How low could Congress cut tax rates without losing revenue? To put it another way, could President Trump and the House Republican leadership fully fund the sorts of individual and corporate tax rate cuts they have been promoting by eliminating current tax preferences?
To find out, the Tax Policy Center ran three experiments: What would happen if Congress wiped out nearly every business and individual tax expenditure –more than 200 of them, by the Joint Committee on Taxation’s count? What would happen if it preserved three important preferences for low- and moderate-income households but repealed the others? Finally, what would happen to tax rates if Congress created a reform plan that not only raised about the same amount of revenue as the current law but also distributed the tax burden in roughly the same way?
Eliminating all tax breaks
TPC found that if Congress eliminated nearly all tax preferences, it could set rates of 6.1/11/28 percent for individuals and 26 percent for corporations without reducing overall revenues. These would be significant rate cuts compared to the current code, where individual rates range from 10 percent to 39.6 percent and the top corporate rate is 35 percent. TPC calculated the rates for 2018, but aimed for revenue neutrality in 2037. That seems far off but was necessary to reflect the long-run deficit effects of the changes.
But here is the rub: To get rates down to the levels TPC calculated, Congress would have to end every single individual tax expenditure and nearly every business tax preference. On the individual side, that means repealing the Alternative Minimum Tax and popular deductions for mortgage interest, charitable giving, and state and local taxes. Lawmakers would have to end the tax exclusion for employer-sponsored health insurance and state and local bonds, and repeal refundable credits for low- and moderate-income households such as the Earned Income Tax Credit (EITC) and the Child Tax Credit (CTC). Investment income would be taxed like wages at ordinary tax rates.

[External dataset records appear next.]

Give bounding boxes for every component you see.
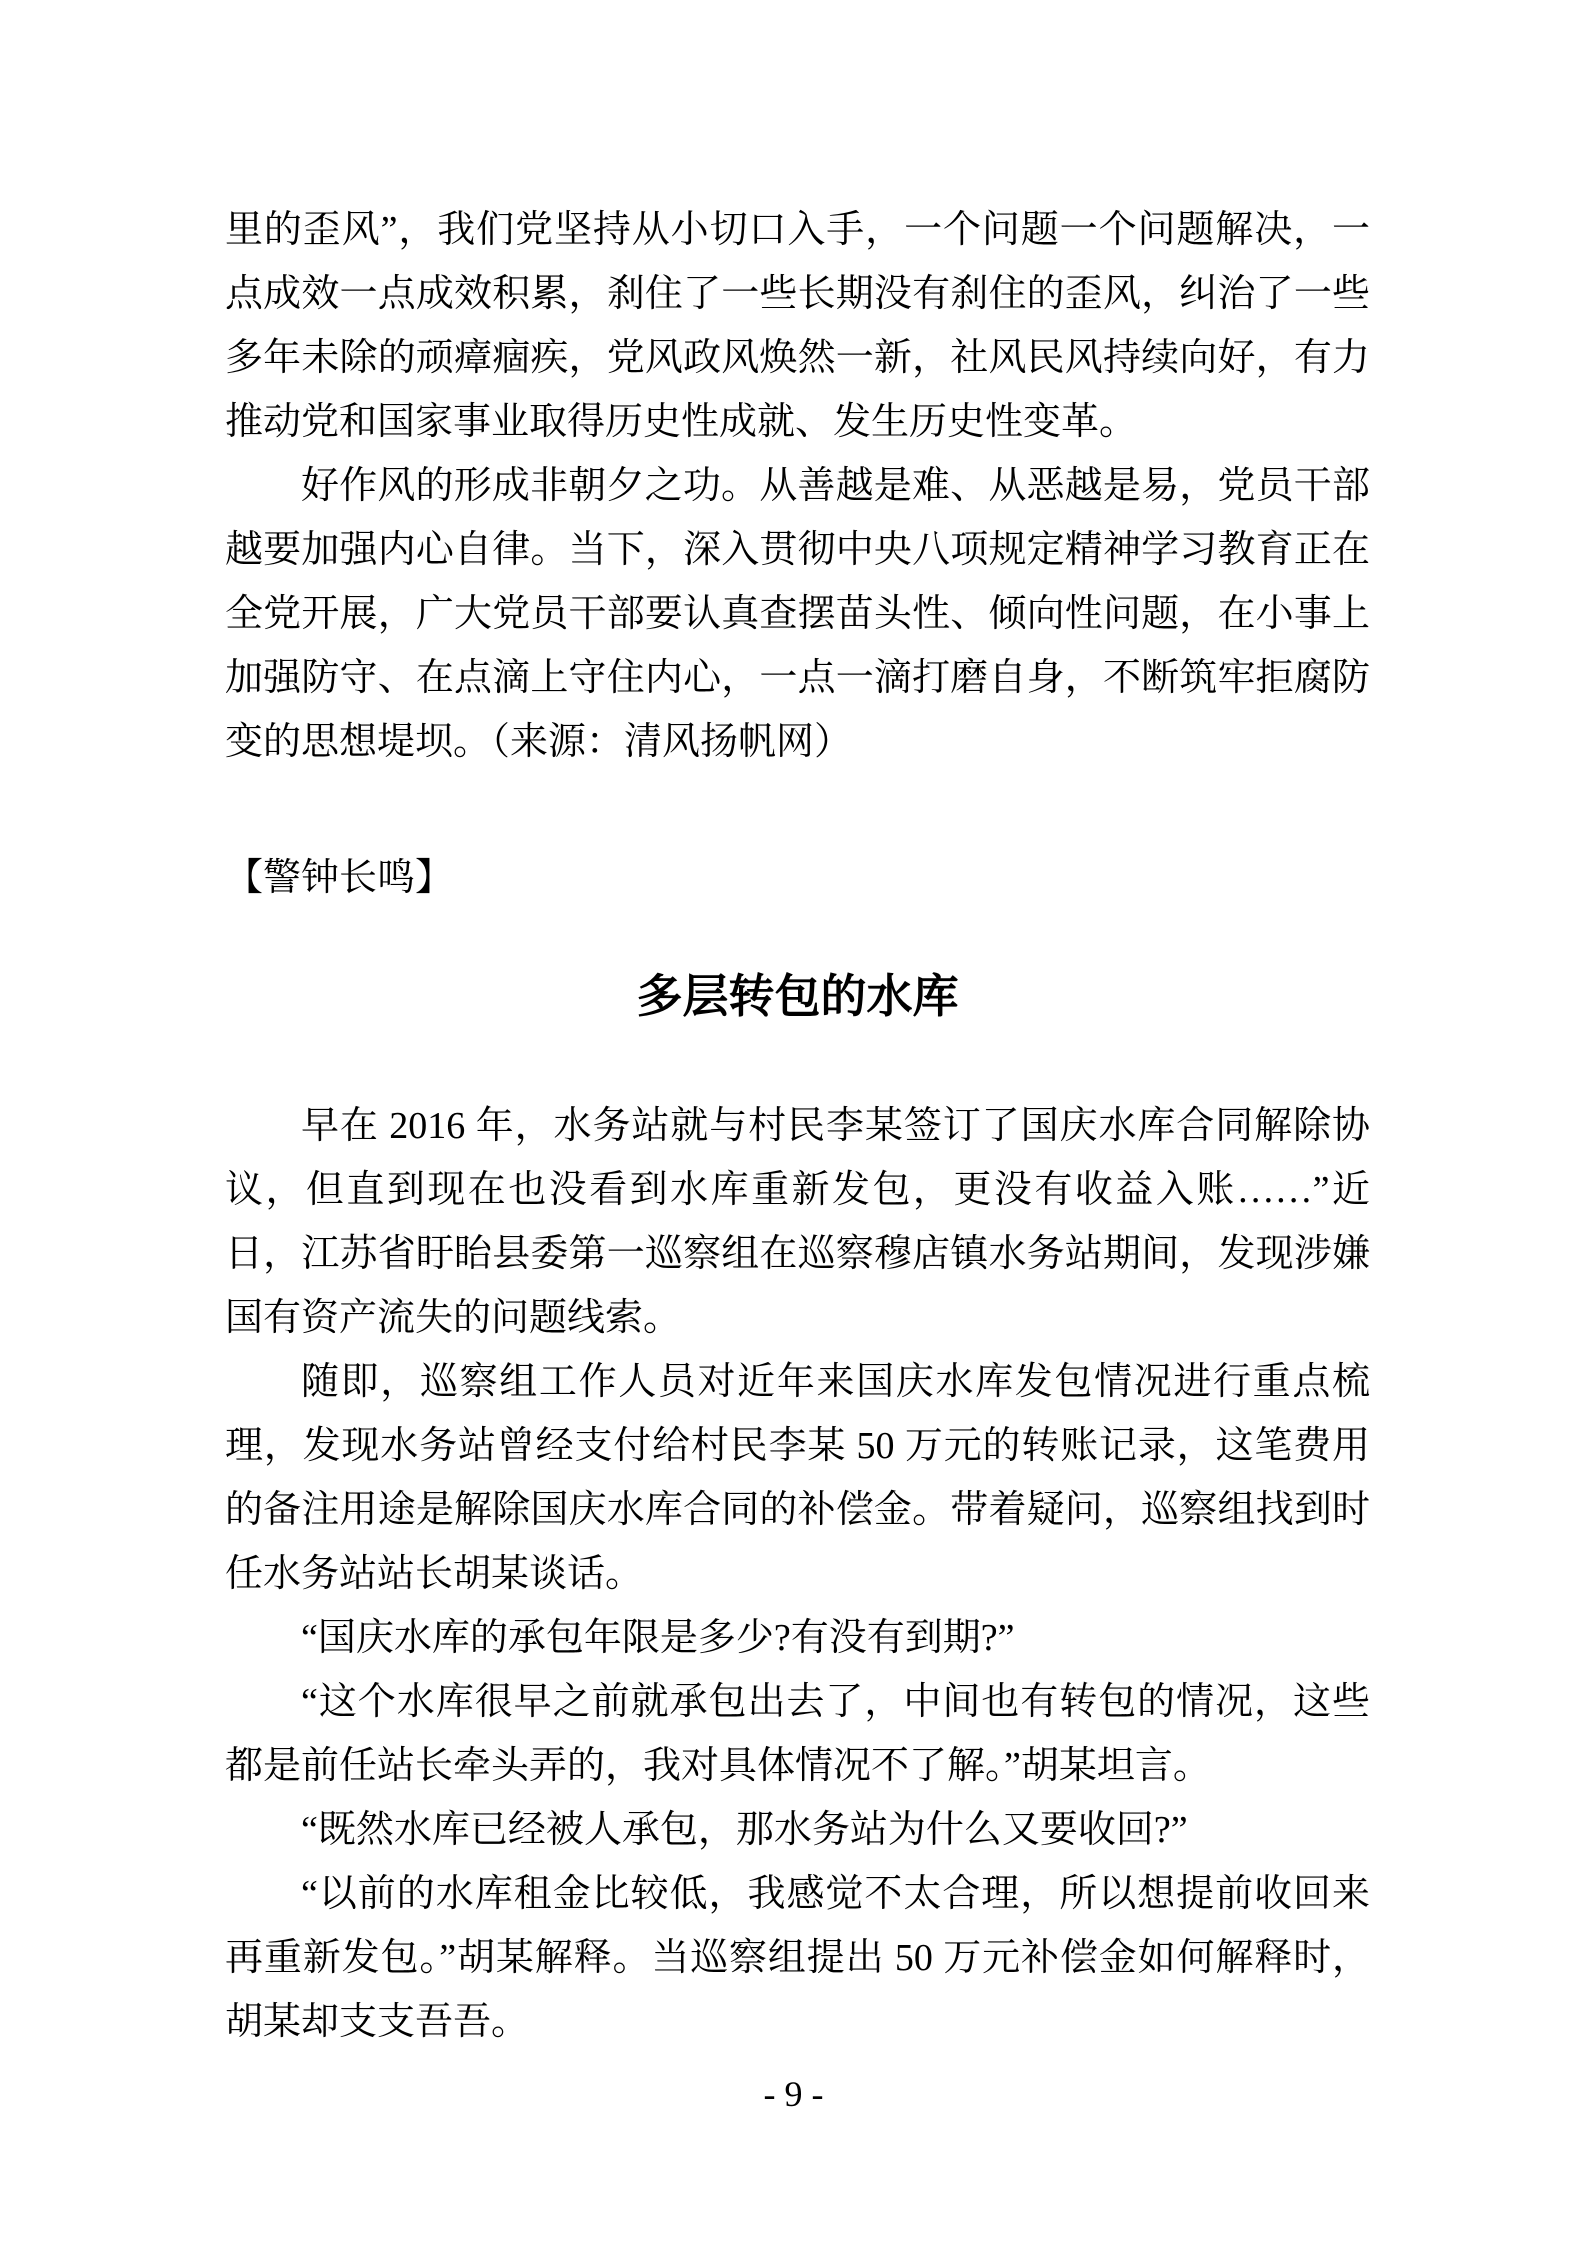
- article-body: [225, 1094, 1370, 2054]
- paragraph-continuation: 里的歪风”，我们党坚持从小切口入手，一个问题一个问题解决，一点成效一点成效积累，刹住了一些长期没有刹住的歪风，纠治了一些多年未除的顽瘴痼疾，党风政风焕然一新，社风民风持续向好，有力推动党和国家事业取得历史性成就、发生历史性变革。: [225, 209, 1370, 443]
- section-header: 【警钟长鸣】: [225, 857, 454, 899]
- paragraph: 好作风的形成非朝夕之功。从善越是难、从恶越是易，党员干部越要加强内心自律。当下，深入贯彻中央八项规定精神学习教育正在全党开展，广大党员干部要认真查摆苗头性、倾向性问题，在小事上加强防守、在点滴上守住内心，一点一滴打磨自身，不断筑牢拒腐防变的思想堤坝。（来源：清风扬帆网）: [225, 465, 1370, 763]
- page-number: - 9 -: [763, 2074, 824, 2114]
- paragraph: 随即，巡察组工作人员对近年来国庆水库发包情况进行重点梳理，发现水务站曾经支付给村民李某 50 万元的转账记录，这笔费用的备注用途是解除国庆水库合同的补偿金。带着疑问，巡察组找到时任水务站站长胡某谈话。: [225, 1361, 1370, 1595]
- dialogue-line: “国庆水库的承包年限是多少?有没有到期?”: [301, 1617, 1015, 1659]
- article-title: 多层转包的水库: [636, 970, 959, 1022]
- dialogue-line: “这个水库很早之前就承包出去了，中间也有转包的情况，这些都是前任站长牵头弄的，我对具体情况不了解。”胡某坦言。: [225, 1681, 1370, 1787]
- page-body: [225, 0, 1370, 2054]
- dialogue-line: “以前的水库租金比较低，我感觉不太合理，所以想提前收回来再重新发包。”胡某解释。当巡察组提出 50 万元补偿金如何解释时，胡某却支支吾吾。: [225, 1873, 1370, 2043]
- dialogue-line: “既然水库已经被人承包，那水务站为什么又要收回?”: [301, 1809, 1188, 1851]
- paragraph: 早在 2016 年，水务站就与村民李某签订了国庆水库合同解除协议，但直到现在也没看到水库重新发包，更没有收益入账……”近日，江苏省盱眙县委第一巡察组在巡察穆店镇水务站期间，发现涉嫌国有资产流失的问题线索。: [225, 1105, 1370, 1339]
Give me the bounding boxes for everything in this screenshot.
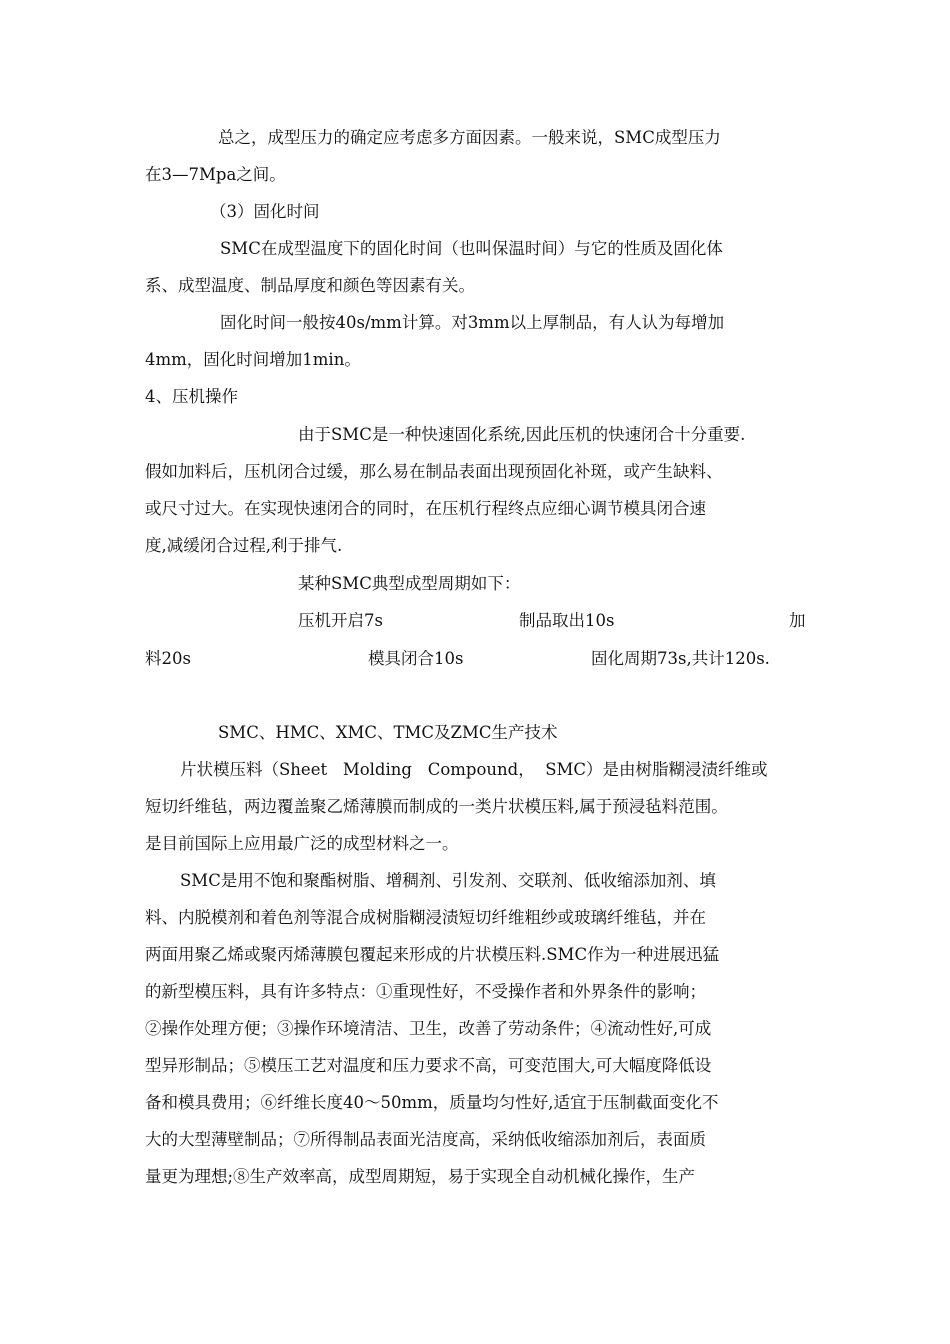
paragraph-line: SMC在成型温度下的固化时间（也叫保温时间）与它的性质及固化体 (220, 239, 723, 258)
paragraph-line: SMC是用不饱和聚酯树脂、增稠剂、引发剂、交联剂、低收缩添加剂、填 (180, 871, 716, 890)
paragraph-line: 度,减缓闭合过程,利于排气. (145, 536, 343, 555)
paragraph-line: 型异形制品；⑤模压工艺对温度和压力要求不高，可变范围大,可大幅度降低设 (145, 1056, 712, 1075)
paragraph-line: 料、内脱模剂和着色剂等混合成树脂糊浸渍短切纤维粗纱或玻璃纤维毡，并在 (145, 908, 706, 927)
section-heading: 4、压机操作 (145, 387, 238, 406)
section-heading: （3）固化时间 (210, 202, 320, 221)
paragraph-line: 系、成型温度、制品厚度和颜色等因素有关。 (145, 276, 475, 295)
paragraph-line: ②操作处理方便；③操作环境清洁、卫生，改善了劳动条件；④流动性好,可成 (145, 1019, 712, 1038)
paragraph-line: 固化时间一般按40s/mm计算。对3mm以上厚制品，有人认为每增加 (220, 313, 725, 332)
cycle-item: 压机开启7s (298, 611, 383, 630)
paragraph-line: 某种SMC典型成型周期如下： (298, 574, 521, 593)
paragraph-line: 的新型模压料，具有许多特点：①重现性好，不受操作者和外界条件的影响； (145, 982, 706, 1001)
paragraph-line: 总之，成型压力的确定应考虑多方面因素。一般来说，SMC成型压力 (218, 128, 721, 147)
paragraph-line: 量更为理想;⑧生产效率高，成型周期短，易于实现全自动机械化操作，生产 (145, 1167, 696, 1186)
paragraph-line: 4mm，固化时间增加1min。 (145, 350, 361, 369)
paragraph-line: 片状模压料（Sheet Molding Compound， SMC）是由树脂糊浸渍纤维或 (180, 760, 768, 779)
cycle-item: 料20s (145, 649, 191, 668)
paragraph-line: 或尺寸过大。在实现快速闭合的同时，在压机行程终点应细心调节模具闭合速 (145, 499, 706, 518)
cycle-item: 模具闭合10s (368, 649, 464, 668)
paragraph-line: 大的大型薄壁制品；⑦所得制品表面光洁度高，采纳低收缩添加剂后，表面质 (145, 1130, 706, 1149)
paragraph-line: 假如加料后，压机闭合过缓，那么易在制品表面出现预固化补斑，或产生缺料、 (145, 462, 723, 481)
paragraph-line: 短切纤维毡，两边覆盖聚乙烯薄膜而制成的一类片状模压料,属于预浸毡料范围。 (145, 797, 728, 816)
paragraph-line: 在3—7Mpa之间。 (145, 165, 286, 184)
paragraph-line: 是目前国际上应用最广泛的成型材料之一。 (145, 834, 459, 853)
section-title: SMC、HMC、XMC、TMC及ZMC生产技术 (218, 723, 558, 742)
cycle-item: 固化周期73s,共计120s. (591, 649, 770, 668)
paragraph-line: 两面用聚乙烯或聚丙烯薄膜包覆起来形成的片状模压料.SMC作为一种进展迅猛 (145, 945, 720, 964)
paragraph-line: 备和模具费用；⑥纤维长度40～50mm，质量均匀性好,适宜于压制截面变化不 (145, 1093, 719, 1112)
paragraph-line: 由于SMC是一种快速固化系统,因此压机的快速闭合十分重要. (298, 425, 746, 444)
cycle-item: 加 (789, 611, 806, 630)
cycle-item: 制品取出10s (519, 611, 615, 630)
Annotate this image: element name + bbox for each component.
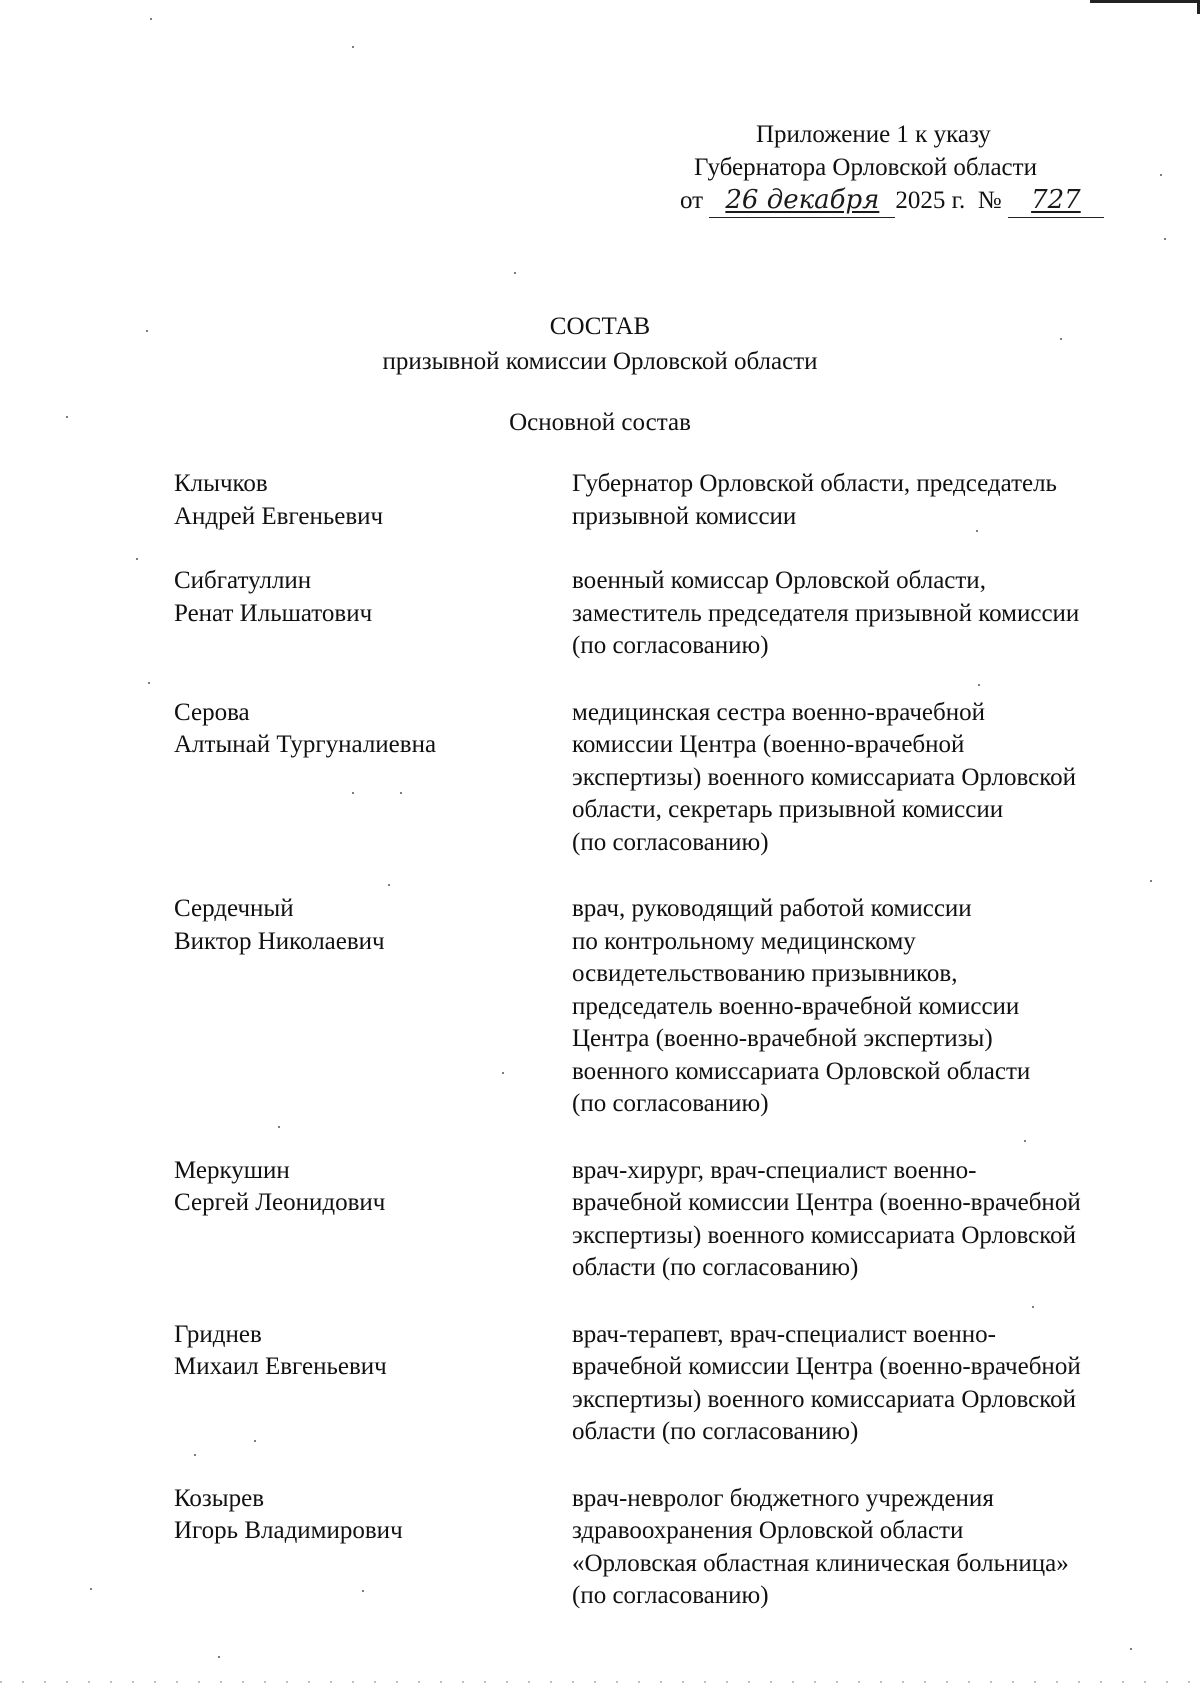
member-surname: Гриднев bbox=[174, 1320, 262, 1348]
member-entry bbox=[174, 1155, 1154, 1285]
member-surname: Клычков bbox=[174, 470, 268, 497]
scan-speck bbox=[514, 272, 516, 274]
member-entry bbox=[174, 1483, 1154, 1613]
scan-edge-mark bbox=[1090, 0, 1200, 3]
member-role: врач-терапевт, врач-специалист военно- врачебной комиссии Центра (военно-врачебной экспертизы) военного комиссариата Орловской области (по согласованию) bbox=[572, 1320, 1081, 1445]
number-sign: № bbox=[977, 187, 1002, 214]
member-surname: Козырев bbox=[174, 1484, 265, 1512]
member-surname: Сибгатуллин bbox=[174, 567, 312, 594]
section-heading: Основной состав bbox=[509, 409, 691, 436]
scan-noise-line bbox=[0, 1681, 1200, 1683]
member-given-names: Игорь Владимирович bbox=[174, 1517, 403, 1544]
member-role: военный комиссар Орловской области, заместитель председателя призывной комиссии (по согласованию) bbox=[572, 567, 1080, 659]
member-name bbox=[174, 893, 572, 1121]
handwritten-number: 727 bbox=[1008, 184, 1104, 218]
member-role: врач, руководящий работой комиссии по контрольному медицинскому освидетельствованию призывников, председатель военно-врачебной комиссии Центра (военно-врачебной экспертизы) военного комиссариата Орловской области (по согласованию) bbox=[572, 895, 1031, 1117]
members-list bbox=[174, 468, 1154, 1613]
member-surname: Сердечный bbox=[174, 895, 294, 922]
member-name bbox=[174, 1483, 572, 1613]
scan-speck bbox=[150, 18, 152, 20]
member-given-names: Михаил Евгеньевич bbox=[174, 1353, 387, 1380]
handwritten-date: 26 декабря bbox=[709, 184, 895, 218]
member-name bbox=[174, 697, 572, 860]
document-title: СОСТАВ bbox=[549, 313, 651, 340]
member-given-names: Сергей Леонидович bbox=[174, 1189, 386, 1216]
scan-speck bbox=[218, 1656, 220, 1658]
appendix-line-2: Губернатора Орловской области bbox=[694, 154, 1037, 181]
member-entry bbox=[174, 565, 1154, 663]
member-entry bbox=[174, 1319, 1154, 1449]
member-name bbox=[174, 565, 572, 663]
member-entry bbox=[174, 893, 1154, 1121]
member-surname: Меркушин bbox=[174, 1156, 290, 1184]
member-entry bbox=[174, 468, 1154, 533]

Business preferences on the block
For business, preferences such as subsidies for research, alternative and fossil fuel energy production, and domestic manufacturing would all be on the block. Because the TPC analysis created a territorial tax system, it did not repeal the tax preference that allows US-based multinationals to defer US tax on some foreign-source income.
To the degree Congress preserves any tax preferences, it would have to either scale back those rate cuts or reduce revenue at a time when the Congressional Budget Office projects the federal budget deficit will rise to 5.2 percent of GDP by 2027.
That leads to two inevitable conclusions: 1) It is theoretically possible—but highly improbable—that Congress could get individual rates down to Trump-like levels without adding significantly to the federal debt. 2) When it comes to corporate taxes, the story is much worse. In a revenue-neutral bill, Congress can’t get the rate below 26 percent even if it eliminates nearly every corporate tax expenditure. Trump’s 15 percent goal or even the 20 percent favored by the House GOP leadership is a pipe dream. It will be an enormous challenge for Congress to cut the rate below even 30 percent without losing a large amount of tax revenue.
Other outcomes
There are only two other possible outcomes: Congress could try to find some other source of tax revenue, such as a value-added tax or a carbon tax, or bar firms from deducting ordinary business expenses such as interest or wages. Or it could rely on implausibly high economic growth rates to generate the needed revenue, at least on paper.
In the second test, TPC looked at what would happen to rates if Congress protects three important tax preferences for low-income households--the EITC, the CTC, and the partial exclusion of Social Security benefits from income taxation. With those changes, Congress could bring roughly revenue-neutral individual tax rates down a bit less--to 6.4/11.5/29.3 percent. The corporate rate could again fall to 26 percent.
Finally, TPC tried to design a plan that met all three goals: It had to be revenue-neutral, preserve the three tax preferences for low-income households, and be roughly as progressive as the current system.
You can’t get there from here
It turned out to be impossible to achieve all three with a three-rate individual income tax system. So TPC had to create a four-rate structure: a zero percent rate to replace the current 10 percent bracket, a 5 percent rate for those in today’s 15 percent bracket, a 16 percent rate in lieu of the current 25 and 28 percent rates, and a 29.9 percent bracket for those in the 33, 35, and 39.6 brackets.
TPC effectively worked backwards from the way the upcoming tax bill is promoted by its advocates. Trump and the House GOP leaders start with rate cuts that they promise to offset (at least in part) with reductions in unidentified tax preferences. TPC started by identifying and ending the preferences, then calculating how much of a rate cut Congress could buy with those changes in a revenue-neutral bill.
Gazing through TPC’s end of the looking glass makes the picture clear: Trump and Congress can’t get there from here. They’ll have to either sharply scale back their ambitious tax rate reduction goals, find some new revenue source (such as a consumption tax), or significantly reduce federal revenue.